In this research, an integrated and systematic model of an elastic two-section flapping wing based on the bond graph approach was developed. For each of the subsystems the corresponding bond graph model was extracted, and finally by implementing the necessary geometrical transformations and kinematic formulations of the wing motions, it becomes possible to study and to simulate the dynamics of this bird. Since there is more complexity in the flapping mechanism of the articulated flapping wings, here a simple layout with the less weight penalty was used. The aeroelastic modeling in the form of the torsional mode shapes was performed to estimate the torsional angles of the wing sections.

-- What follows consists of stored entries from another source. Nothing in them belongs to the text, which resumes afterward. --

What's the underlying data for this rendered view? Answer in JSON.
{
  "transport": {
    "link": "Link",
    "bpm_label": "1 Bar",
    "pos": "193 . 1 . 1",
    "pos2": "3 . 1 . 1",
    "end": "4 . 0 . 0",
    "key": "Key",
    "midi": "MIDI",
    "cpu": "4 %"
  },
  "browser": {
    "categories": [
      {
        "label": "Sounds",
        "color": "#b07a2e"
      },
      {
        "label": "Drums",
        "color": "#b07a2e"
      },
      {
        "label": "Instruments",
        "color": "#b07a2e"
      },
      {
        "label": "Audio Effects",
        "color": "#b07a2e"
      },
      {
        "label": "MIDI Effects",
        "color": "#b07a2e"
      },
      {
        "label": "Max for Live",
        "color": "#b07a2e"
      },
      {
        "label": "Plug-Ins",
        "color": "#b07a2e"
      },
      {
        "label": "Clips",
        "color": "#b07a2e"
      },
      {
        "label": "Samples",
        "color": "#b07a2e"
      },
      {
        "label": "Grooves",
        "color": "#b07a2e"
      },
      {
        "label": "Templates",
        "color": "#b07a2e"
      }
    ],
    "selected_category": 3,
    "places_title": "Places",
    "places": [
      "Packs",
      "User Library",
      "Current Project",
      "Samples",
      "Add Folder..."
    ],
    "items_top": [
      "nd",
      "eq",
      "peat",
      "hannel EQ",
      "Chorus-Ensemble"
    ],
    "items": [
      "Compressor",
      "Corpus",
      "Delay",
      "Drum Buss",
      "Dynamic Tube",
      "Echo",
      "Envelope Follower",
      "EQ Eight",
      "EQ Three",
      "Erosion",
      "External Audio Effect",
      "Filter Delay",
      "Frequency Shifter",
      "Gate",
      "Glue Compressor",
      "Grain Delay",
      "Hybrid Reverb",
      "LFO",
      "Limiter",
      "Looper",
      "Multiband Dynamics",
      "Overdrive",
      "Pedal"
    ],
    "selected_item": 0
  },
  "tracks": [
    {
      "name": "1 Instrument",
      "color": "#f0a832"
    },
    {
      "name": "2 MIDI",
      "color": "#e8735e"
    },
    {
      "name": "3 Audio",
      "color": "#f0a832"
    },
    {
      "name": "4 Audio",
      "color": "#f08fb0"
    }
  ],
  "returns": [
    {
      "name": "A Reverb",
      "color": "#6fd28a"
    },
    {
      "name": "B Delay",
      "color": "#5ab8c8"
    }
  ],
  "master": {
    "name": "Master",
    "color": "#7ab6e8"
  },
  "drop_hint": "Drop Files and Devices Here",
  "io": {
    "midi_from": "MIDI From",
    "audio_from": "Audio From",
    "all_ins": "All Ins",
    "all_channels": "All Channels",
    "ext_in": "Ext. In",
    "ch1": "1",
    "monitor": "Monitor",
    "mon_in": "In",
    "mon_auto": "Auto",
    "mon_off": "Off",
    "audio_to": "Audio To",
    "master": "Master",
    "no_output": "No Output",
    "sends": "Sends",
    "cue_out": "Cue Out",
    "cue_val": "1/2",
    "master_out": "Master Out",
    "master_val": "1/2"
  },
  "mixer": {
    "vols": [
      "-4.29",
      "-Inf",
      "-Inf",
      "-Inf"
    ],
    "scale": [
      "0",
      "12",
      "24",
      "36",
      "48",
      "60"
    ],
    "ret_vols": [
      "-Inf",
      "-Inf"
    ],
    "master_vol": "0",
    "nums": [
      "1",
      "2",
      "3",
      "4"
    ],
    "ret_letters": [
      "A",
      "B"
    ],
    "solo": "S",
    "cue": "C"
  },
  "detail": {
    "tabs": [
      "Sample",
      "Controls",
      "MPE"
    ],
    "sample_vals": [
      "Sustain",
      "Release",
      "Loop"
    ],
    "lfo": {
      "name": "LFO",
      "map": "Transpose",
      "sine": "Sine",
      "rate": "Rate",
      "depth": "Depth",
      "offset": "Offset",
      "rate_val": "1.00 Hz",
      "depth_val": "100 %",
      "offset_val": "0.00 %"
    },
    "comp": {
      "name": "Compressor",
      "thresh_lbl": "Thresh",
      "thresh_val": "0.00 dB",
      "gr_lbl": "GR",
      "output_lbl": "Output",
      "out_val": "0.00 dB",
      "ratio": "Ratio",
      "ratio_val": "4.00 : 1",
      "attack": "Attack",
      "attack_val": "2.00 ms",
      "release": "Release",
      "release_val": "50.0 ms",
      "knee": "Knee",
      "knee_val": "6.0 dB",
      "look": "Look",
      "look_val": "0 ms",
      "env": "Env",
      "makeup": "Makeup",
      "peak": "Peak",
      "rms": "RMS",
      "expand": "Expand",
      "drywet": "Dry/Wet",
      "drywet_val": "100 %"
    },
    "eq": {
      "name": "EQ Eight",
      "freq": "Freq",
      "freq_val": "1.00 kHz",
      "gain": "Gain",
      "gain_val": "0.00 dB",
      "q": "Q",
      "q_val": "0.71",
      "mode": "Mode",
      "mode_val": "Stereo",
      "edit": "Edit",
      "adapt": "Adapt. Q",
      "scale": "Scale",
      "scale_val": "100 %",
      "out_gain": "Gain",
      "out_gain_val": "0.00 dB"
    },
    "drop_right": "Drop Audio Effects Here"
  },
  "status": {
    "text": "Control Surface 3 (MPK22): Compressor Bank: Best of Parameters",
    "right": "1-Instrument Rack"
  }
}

Moreover, an appropriate describing function was utilized to calculate and correct the aerodynamic coefficients considering the stall effects. Finally, to demonstrate the capability of this bond graph model, a sample case study was performed. It was shown that for a typical flapping bird, the use of the articulated wing considerably improves the aerodynamic performance and the performance indices. The articulated wing not only can improve the bird’s efficiency in energy conversion and modify the separation event in some of the wing sections at some time intervals, but it also provides a large number of control parameters that can be used to obtain the variety of flight goals such as cruise or climb. Choosing articulated wing structure, the transmission of energy to various transitional and rotational channels can be controlled restrictively. As an example, changing the flapping phase of the wing second-section can produce more propulsive horizontal or vertical forces. Using the presented parametric study, the sensitivity of the performance parameters to the kinematic variables or mechanical properties such as stiffness were extracted and depicted. The achievement of this activity is to provide a comprehensive model that would be a suitable framework for future works in design and optimization areas.